Pre Open US - US Oil 25 July 2023
There are signs of supply tightening that have been bolstering prices, primarily attributed to the output cuts by the Organization of the Petroleum Exporting Countries (OPEC) and its allied producers, which are now coming into effect. In July, Russia's exports reached a six-month low, and ship tracking data suggests reduced shipments from OPEC producers.
Moreover, the bank reported that refinery profitability has reached its highest level since March, thanks to increased demand during the summer driving season.
In China, the world's second-largest oil consumer, leaders have made commitments to enhance economic policy support. However, there has been a contraction in business activity in the Eurozone, which exceeded expectations in July, as per a survey.

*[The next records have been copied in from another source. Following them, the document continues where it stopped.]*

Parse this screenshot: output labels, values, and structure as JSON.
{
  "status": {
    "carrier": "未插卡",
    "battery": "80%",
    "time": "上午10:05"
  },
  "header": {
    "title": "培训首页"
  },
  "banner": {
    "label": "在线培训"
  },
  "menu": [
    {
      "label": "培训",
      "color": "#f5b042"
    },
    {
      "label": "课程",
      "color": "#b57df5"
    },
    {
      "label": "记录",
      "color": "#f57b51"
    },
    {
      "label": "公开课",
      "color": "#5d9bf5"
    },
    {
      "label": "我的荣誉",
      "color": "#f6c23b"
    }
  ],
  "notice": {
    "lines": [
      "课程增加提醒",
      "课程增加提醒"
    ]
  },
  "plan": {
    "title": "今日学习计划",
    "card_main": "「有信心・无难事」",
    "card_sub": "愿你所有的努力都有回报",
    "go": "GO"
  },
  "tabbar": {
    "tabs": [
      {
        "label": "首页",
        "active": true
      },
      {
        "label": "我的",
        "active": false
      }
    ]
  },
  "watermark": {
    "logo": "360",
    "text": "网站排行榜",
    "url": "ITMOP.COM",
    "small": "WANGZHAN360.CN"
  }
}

Regarding the United States, a closely watched survey indicated that business activity had slowed to a five-month low in July. However, the survey also showed that input prices were declining, and hiring was slowing down, suggesting that the Federal Reserve might be making progress in its efforts to control inflation. Market expectations during that week indicated 25-basis-point rate hikes from both the Federal Reserve and the European Central Bank.
WTI crude oil has reached the resistance level at $79 and is currently undergoing correction. The next potential support level might be the previous resistance at $77. The overall trend appears to be healthy and positive, with a potential target of $80 seeming feasible.